1. Write the balanced chemical equation:

4 Al + 3 O₂ → 2 Al₂O₃

2. Convert the masses of reactants to moles:

* Aluminum (Al):

* Molar mass of Al = 26.98 g/mol

* Moles of Al = 2.20 g / 26.98 g/mol = 0.0815 mol

* Oxygen (O₂):

* Molar mass of O₂ = 32.00 g/mol

* Moles of O₂ = 1.95 g / 32.00 g/mol = 0.0609 mol

3. Determine the limiting reactant:

* Using the mole ratio from the balanced equation:

* 4 moles of Al react with 3 moles of O₂

* Calculate the moles of O₂ needed to react with the given moles of Al:

* (0.0815 mol Al) * (3 mol O₂ / 4 mol Al) = 0.0611 mol O₂

* Since we only have 0.0609 mol O₂, oxygen is the limiting reactant.

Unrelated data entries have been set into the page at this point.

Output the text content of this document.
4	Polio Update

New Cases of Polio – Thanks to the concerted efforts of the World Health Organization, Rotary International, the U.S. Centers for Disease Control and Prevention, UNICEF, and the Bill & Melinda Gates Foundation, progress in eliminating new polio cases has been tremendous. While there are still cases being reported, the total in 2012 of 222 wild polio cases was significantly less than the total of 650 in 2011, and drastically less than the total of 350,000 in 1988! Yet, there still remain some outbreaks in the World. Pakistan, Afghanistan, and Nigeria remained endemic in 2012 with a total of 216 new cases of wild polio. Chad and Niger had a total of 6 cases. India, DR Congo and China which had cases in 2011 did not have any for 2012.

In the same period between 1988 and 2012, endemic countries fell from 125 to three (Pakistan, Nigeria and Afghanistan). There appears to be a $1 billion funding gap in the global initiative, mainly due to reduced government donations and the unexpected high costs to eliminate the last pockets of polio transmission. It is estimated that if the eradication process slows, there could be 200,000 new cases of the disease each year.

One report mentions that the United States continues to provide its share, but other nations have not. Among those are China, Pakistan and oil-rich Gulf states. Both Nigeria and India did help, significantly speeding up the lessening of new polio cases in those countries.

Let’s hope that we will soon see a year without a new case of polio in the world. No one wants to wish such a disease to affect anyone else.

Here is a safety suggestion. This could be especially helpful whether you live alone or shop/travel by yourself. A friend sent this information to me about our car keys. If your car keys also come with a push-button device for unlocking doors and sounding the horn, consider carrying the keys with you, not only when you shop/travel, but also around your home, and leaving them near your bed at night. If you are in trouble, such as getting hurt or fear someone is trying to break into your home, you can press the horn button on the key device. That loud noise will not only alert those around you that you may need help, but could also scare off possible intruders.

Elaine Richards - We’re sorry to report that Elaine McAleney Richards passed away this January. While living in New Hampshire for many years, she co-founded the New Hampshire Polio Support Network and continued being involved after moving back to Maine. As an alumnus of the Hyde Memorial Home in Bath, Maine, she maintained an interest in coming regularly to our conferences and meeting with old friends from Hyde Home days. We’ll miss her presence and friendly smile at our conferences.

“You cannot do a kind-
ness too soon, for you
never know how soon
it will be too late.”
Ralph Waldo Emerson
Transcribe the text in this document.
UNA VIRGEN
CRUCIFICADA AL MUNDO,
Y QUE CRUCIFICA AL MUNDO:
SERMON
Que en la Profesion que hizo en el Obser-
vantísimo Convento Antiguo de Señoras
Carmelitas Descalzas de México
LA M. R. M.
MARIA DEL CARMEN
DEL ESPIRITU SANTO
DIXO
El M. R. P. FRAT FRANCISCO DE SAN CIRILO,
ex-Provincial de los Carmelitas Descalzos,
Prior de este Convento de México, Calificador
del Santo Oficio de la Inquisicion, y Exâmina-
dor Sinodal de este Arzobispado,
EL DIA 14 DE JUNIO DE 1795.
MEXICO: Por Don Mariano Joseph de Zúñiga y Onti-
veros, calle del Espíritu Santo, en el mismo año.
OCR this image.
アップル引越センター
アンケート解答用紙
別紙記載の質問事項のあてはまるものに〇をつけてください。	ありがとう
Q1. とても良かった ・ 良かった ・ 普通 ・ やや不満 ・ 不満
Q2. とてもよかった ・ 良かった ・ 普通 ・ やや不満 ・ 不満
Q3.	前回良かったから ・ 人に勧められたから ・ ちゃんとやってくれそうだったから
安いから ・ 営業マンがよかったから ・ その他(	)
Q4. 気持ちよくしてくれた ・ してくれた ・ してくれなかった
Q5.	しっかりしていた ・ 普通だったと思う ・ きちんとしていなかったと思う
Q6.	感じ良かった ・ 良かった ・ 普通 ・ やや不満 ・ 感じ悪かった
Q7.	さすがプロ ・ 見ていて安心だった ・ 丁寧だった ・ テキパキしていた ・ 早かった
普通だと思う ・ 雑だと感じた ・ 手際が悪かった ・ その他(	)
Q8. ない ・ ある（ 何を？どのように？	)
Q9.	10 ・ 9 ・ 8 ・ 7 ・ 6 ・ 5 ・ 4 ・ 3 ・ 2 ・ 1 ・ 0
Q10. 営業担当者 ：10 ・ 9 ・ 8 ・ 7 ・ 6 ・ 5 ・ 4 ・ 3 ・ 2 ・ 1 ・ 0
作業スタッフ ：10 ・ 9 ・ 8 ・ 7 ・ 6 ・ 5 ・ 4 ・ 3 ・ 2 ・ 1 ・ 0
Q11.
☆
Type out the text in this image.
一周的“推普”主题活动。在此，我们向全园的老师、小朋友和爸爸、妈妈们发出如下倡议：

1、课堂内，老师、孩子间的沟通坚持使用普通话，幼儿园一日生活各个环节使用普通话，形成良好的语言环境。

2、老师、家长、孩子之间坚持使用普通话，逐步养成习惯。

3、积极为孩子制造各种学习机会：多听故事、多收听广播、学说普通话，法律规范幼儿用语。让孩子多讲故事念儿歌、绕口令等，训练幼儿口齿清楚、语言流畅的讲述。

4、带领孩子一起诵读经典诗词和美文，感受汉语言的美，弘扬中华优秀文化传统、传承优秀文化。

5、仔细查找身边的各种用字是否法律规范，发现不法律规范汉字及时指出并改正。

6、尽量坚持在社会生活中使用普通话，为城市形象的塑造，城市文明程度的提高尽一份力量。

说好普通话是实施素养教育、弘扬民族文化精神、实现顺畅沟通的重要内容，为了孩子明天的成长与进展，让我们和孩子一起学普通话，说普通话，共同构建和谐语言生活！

4. Calculate the moles of aluminum oxide (Al₂O₃) produced:

* Using the mole ratio from the balanced equation:

* 3 moles of O₂ produce 2 moles of Al₂O₃

* Calculate the moles of Al₂O₃ produced:

* (0.0609 mol O₂) * (2 mol Al₂O₃ / 3 mol O₂) = 0.0406 mol Al₂O₃

5. Convert moles of Al₂O₃ to grams (theoretical yield):

* Molar mass of Al₂O₃ = 101.96 g/mol

* Theoretical yield:

* (0.0406 mol Al₂O₃) * (101.96 g/mol) = 4.15 g Al₂O₃

Therefore, the theoretical yield of aluminum oxide is 4.15 grams.